PP44B-04
First Results from The Last Millennium Climate Reanalysis Project

Thursday, 17 December 2015: 16:45
2003 (Moscone West)
Gregory J Hakim, University of Washington, Seattle, WA, United States
Abstract:
Paleoclimate proxies provide the only measured record of Earth's climate history, but they are noisy and sparse in space and time. Climate model simulations provide dynamically consistent spatial fields, but lack a direct connection to specific climate states prior to the instrumental record. Paleoclimate data assimilation (PDA) provides an optimally weighted estimate of the climate state from these two sources of information based on their error characteristics. The Last Millennium Climate Reanalysis Project (LMR) uses an ensemble-based PDA method and annually-resolved proxy records to reconstruct Earth's climate for the past 1000 years on a regular latitude--longitude grid.

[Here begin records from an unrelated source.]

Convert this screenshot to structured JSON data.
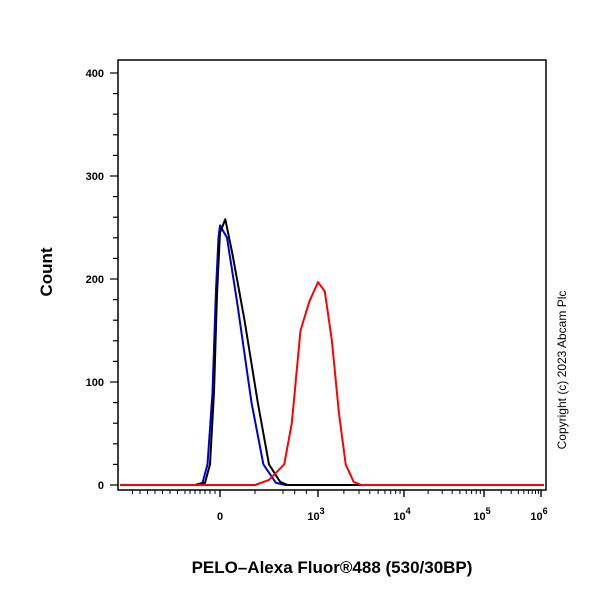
{
  "chart_data": {
    "type": "line",
    "xlabel": "PELO–Alexa Fluor®488 (530/30BP)",
    "ylabel": "Count",
    "ylim": [
      0,
      410
    ],
    "x_scale": "biexponential",
    "x_ticks": [
      {
        "value": 0,
        "label": "0"
      },
      {
        "value": 1000,
        "label": "10",
        "exp": "3"
      },
      {
        "value": 10000,
        "label": "10",
        "exp": "4"
      },
      {
        "value": 100000,
        "label": "10",
        "exp": "5"
      },
      {
        "value": 1000000,
        "label": "10",
        "exp": "6"
      }
    ],
    "y_ticks": [
      0,
      100,
      200,
      300,
      400
    ],
    "grid": false,
    "series": [
      {
        "color": "#0000cc",
        "x": [
          -500,
          -350,
          -250,
          -150,
          -80,
          -30,
          0,
          40,
          100,
          180,
          260,
          350,
          450
        ],
        "y": [
          0,
          2,
          20,
          90,
          190,
          240,
          252,
          240,
          175,
          80,
          20,
          2,
          0
        ]
      },
      {
        "color": "#000000",
        "x": [
          -450,
          -300,
          -200,
          -120,
          -60,
          0,
          30,
          70,
          140,
          220,
          300,
          380,
          480
        ],
        "y": [
          0,
          2,
          20,
          90,
          185,
          245,
          258,
          225,
          160,
          80,
          20,
          3,
          0
        ]
      },
      {
        "color": "#ff0000",
        "x": [
          200,
          300,
          420,
          550,
          700,
          850,
          1000,
          1200,
          1450,
          1750,
          2100,
          2600,
          3200
        ],
        "y": [
          0,
          5,
          20,
          60,
          150,
          178,
          197,
          188,
          140,
          70,
          20,
          3,
          0
        ]
      }
    ]
  },
  "watermark": "Copyright (c) 2023 Abcam Plc"
}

First results of the LMR project are reported here.

Proxy records used in the first LMR reconstructions include: trees (ring width and wood density), corals (d18O and luminescence), ice cores (d18O), and a small number of sediment and speleothem records. A component of the data assimilation approach that distinguishes it from other techniques concerns the use of proxy system models to estimate the proxy from climate variables from a model simulation. Proxies are linearly related to 2-meter air temperature in a calibration dataset. Given a prior estimate of the climate from a model (here, a randomly sampled 1000-year control integration of CCSM4), we estimate the proxy value from the linear relationship (derived independently from the model). LMR analyses are compared against both existing gridded reanalysis records and withheld proxy records.

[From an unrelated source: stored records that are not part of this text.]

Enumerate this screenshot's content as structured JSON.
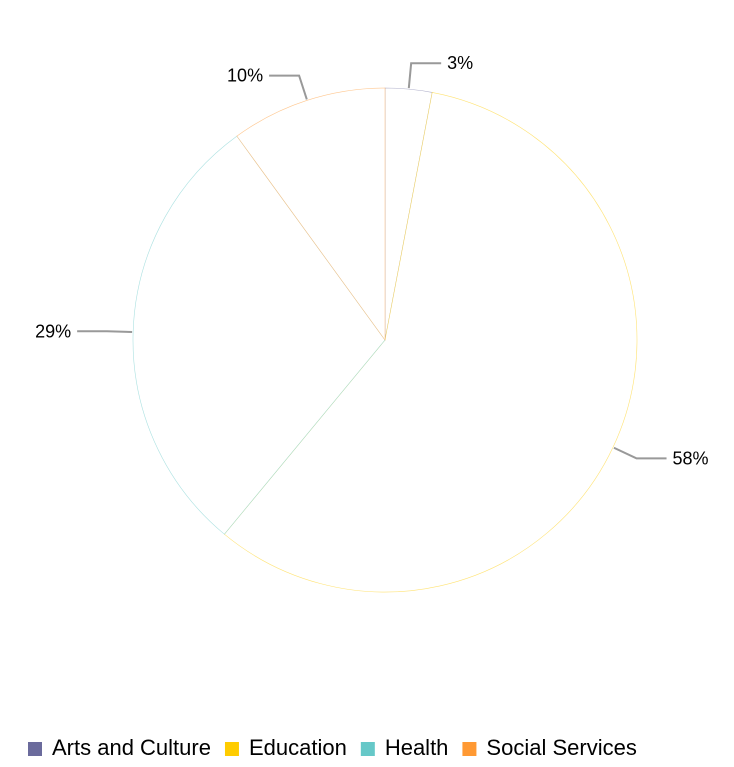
{
  "chart_data": {
    "type": "pie",
    "categories": [
      "Arts and Culture",
      "Education",
      "Health",
      "Social Services"
    ],
    "values": [
      3,
      58,
      29,
      10
    ],
    "value_labels": [
      "3%",
      "58%",
      "29%",
      "10%"
    ],
    "slice_order": [
      "Arts and Culture",
      "Education",
      "Health",
      "Social Services"
    ],
    "start_angle_deg": 0,
    "direction": "clockwise",
    "legend_position": "bottom",
    "legend": [
      {
        "name": "Arts and Culture",
        "color": "#6b6b9c"
      },
      {
        "name": "Education",
        "color": "#ffcc00"
      },
      {
        "name": "Health",
        "color": "#66c8c8"
      },
      {
        "name": "Social Services",
        "color": "#ff9933"
      }
    ]
  }
}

Results show a cooling trend in global-mean air temperature during 1000-1900 CE, which derives primarily from cooling of the Northern Hemisphere extratropics, offset by weak tropical warming. There is no evidence of a Medieval Climate Anomaly. During the 20th century, the LMR estimate of the global-mean air temperature compares very closely with other reanalysis products. Skill appears insensitive to the calibration dataset used to derive the proxy system models. Verification of spatial patterns shows coherent large-scale patterns of skill, including fields such as 500 hPa geopotential height. An essential aspect of the LMR involves error analysis, which reveals that the ensemble is very well calibrated when is error is defined by independent proxies or by gridded reanalysis fields.